Search code examples
r

combine paste0 with read_html and quotes


I'm trying to pull in data by using read_html. read_html takes a url. The url string is concatenated as 'x'. Since the concatenation uses '""quotation marks""', i have to use print and set quotes = FALSE to get rid of the back slashes (see screenshot below).
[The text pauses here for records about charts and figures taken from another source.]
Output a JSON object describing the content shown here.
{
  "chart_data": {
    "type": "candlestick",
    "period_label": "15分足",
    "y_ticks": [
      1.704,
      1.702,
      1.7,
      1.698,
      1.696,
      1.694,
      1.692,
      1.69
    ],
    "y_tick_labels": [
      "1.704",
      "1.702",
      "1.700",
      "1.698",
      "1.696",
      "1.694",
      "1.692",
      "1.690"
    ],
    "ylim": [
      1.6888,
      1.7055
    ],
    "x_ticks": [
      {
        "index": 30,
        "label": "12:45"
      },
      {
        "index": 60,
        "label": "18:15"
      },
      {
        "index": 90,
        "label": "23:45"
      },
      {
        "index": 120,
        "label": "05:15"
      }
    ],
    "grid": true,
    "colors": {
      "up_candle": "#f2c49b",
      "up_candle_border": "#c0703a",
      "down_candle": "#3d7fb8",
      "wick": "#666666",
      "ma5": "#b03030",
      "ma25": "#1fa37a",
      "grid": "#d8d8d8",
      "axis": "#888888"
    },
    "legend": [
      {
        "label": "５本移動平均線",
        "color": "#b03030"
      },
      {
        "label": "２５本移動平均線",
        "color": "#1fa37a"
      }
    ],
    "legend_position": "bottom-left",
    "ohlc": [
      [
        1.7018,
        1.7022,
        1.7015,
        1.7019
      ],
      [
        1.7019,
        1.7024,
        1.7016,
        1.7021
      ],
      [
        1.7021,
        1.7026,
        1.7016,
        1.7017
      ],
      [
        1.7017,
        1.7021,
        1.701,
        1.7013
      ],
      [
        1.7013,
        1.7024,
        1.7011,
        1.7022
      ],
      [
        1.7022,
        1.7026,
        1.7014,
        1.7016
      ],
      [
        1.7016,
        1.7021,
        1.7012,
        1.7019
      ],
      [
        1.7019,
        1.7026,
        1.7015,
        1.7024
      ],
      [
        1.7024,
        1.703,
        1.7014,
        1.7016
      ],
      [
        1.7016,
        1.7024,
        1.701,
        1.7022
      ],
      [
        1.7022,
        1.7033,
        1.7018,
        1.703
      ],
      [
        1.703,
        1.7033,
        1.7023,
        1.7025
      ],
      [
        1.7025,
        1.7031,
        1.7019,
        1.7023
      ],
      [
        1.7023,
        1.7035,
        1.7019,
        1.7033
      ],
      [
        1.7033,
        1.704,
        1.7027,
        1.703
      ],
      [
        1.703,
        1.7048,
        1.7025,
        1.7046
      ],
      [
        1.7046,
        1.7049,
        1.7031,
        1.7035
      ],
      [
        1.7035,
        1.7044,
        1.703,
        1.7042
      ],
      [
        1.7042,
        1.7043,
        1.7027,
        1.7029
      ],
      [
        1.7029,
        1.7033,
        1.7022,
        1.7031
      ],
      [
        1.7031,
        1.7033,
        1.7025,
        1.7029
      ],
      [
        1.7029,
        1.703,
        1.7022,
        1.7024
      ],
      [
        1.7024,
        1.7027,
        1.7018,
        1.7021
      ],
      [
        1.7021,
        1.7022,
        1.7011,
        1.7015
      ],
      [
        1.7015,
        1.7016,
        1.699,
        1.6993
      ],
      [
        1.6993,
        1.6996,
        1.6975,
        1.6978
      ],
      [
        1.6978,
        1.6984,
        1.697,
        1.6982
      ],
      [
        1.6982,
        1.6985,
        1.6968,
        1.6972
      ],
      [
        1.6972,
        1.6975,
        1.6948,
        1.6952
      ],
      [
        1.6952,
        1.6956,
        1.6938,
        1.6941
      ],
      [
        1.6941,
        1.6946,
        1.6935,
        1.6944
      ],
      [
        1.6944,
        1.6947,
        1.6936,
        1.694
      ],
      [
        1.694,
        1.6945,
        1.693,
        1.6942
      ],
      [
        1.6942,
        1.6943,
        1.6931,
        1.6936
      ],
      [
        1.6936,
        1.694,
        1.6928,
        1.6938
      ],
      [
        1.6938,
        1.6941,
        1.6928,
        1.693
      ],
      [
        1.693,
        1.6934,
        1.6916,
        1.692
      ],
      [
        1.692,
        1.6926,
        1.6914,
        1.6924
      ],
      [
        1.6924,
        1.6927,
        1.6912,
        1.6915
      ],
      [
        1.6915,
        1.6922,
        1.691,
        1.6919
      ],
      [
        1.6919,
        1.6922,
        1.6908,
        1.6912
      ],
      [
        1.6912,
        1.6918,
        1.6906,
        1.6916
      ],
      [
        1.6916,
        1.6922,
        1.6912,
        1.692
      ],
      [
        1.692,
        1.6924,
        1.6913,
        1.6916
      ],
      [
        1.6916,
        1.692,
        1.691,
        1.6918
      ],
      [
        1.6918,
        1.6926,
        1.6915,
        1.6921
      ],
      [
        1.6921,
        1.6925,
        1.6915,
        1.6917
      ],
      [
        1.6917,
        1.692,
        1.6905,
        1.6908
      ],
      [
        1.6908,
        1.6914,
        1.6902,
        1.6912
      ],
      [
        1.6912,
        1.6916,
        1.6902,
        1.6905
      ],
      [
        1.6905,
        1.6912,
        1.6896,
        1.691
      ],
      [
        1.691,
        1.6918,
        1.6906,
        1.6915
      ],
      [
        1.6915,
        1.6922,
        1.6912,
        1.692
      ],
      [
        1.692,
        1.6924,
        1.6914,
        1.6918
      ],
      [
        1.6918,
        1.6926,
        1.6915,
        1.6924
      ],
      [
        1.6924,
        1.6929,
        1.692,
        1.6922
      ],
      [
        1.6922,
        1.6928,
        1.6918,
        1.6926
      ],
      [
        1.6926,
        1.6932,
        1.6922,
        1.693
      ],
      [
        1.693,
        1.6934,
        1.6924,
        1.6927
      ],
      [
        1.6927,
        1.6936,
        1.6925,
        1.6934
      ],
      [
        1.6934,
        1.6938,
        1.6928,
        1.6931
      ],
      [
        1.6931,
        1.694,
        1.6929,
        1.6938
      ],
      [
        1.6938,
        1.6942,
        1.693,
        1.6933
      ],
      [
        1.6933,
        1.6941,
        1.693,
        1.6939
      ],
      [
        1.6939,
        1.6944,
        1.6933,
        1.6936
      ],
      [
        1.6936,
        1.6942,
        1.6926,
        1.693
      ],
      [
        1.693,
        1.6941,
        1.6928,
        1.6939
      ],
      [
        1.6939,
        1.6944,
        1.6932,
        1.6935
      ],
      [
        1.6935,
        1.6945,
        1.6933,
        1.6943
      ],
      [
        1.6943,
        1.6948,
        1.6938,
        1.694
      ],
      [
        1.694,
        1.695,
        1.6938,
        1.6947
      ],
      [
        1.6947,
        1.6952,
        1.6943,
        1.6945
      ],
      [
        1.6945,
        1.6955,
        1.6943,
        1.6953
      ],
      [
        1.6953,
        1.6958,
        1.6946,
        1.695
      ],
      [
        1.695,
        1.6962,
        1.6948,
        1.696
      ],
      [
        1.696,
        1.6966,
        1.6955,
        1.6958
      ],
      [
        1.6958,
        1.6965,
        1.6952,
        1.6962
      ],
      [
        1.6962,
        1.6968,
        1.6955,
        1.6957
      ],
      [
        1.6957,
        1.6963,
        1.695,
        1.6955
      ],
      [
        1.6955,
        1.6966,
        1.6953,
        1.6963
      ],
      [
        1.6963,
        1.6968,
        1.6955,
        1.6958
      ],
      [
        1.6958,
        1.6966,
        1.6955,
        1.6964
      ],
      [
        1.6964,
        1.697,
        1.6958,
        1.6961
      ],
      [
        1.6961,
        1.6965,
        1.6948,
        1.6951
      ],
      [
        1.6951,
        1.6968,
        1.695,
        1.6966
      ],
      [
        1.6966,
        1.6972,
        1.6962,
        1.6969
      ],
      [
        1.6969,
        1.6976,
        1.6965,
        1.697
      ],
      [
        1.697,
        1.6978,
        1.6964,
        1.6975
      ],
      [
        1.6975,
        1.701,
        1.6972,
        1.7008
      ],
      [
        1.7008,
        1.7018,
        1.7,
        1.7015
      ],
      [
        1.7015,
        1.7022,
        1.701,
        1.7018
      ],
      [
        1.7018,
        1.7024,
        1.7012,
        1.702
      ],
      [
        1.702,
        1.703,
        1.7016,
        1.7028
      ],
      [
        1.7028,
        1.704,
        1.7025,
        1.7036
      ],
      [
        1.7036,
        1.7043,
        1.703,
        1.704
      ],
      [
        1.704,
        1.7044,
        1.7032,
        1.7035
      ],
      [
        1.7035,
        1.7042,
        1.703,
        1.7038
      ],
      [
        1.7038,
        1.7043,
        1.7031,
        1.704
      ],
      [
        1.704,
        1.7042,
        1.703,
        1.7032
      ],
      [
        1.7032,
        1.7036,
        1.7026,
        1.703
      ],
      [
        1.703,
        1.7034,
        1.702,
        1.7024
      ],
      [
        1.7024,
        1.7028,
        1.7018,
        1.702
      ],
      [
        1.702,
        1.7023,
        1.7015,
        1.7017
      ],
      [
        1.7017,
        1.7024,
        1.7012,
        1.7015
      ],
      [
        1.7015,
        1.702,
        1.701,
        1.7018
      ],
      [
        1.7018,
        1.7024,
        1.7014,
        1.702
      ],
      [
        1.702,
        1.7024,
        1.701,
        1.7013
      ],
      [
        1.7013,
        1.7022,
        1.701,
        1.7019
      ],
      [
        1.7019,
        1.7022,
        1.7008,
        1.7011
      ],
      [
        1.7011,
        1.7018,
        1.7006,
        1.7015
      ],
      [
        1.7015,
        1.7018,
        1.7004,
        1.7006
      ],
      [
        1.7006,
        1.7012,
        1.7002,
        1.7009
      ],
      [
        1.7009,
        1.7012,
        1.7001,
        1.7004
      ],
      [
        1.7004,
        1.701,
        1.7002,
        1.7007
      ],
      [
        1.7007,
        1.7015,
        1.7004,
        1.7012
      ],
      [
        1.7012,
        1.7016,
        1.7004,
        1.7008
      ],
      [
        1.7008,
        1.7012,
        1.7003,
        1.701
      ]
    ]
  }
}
once I plug in x with the remaining read_html command, I get an error. Is there a better way to go about this?

updates:

> x<-paste0('"https://www.govtrack.us/congress/bills/', bills[15821,4],"/",bills[15821,1],'"')
> x
[1] "\"https://www.govtrack.us/congress/bills/118/HR8774\""
> print(x, quote = FALSE)
[1] "https://www.govtrack.us/congress/bills/118/HR8774"
> read_html(print(x, quote=FALSE)%>% html_nodes("#UserPositionModal+ p") %>% html_text())
[1] "https://www.govtrack.us/congress/bills/118/HR8774"
Error in UseMethod("xml_find_all") : 
  no applicable method for 'xml_find_all' applied to an object of class "character"
> read_html("https://www.govtrack.us/congress/bills/118/hr8774")%>% html_nodes("#UserPositionModal+ p") %>% html_text()
[1] "Making appropriations for the Department of Defense for the fiscal year ending September 30, 2025, and for other purposes."

Solution

  • You don't need an extra set of quotes when the variable itself is a string. (I think that's because it already evaluates with quotes?)

    x <- paste0("https://www.govtrack.us/congress/bills/", "118", "/", "hr8774")
    
    x
    #[1] "https://www.govtrack.us/congress/bills/118/hr8774"
    
    rvest::read_html(x) |>
      rvest::html_nodes("#UserPositionModal+ p") |>
      rvest::html_text()
    
    #[1] "Making appropriations for the Department of Defense for the fiscal 
    #year ending September 30, 2025, and for other purposes."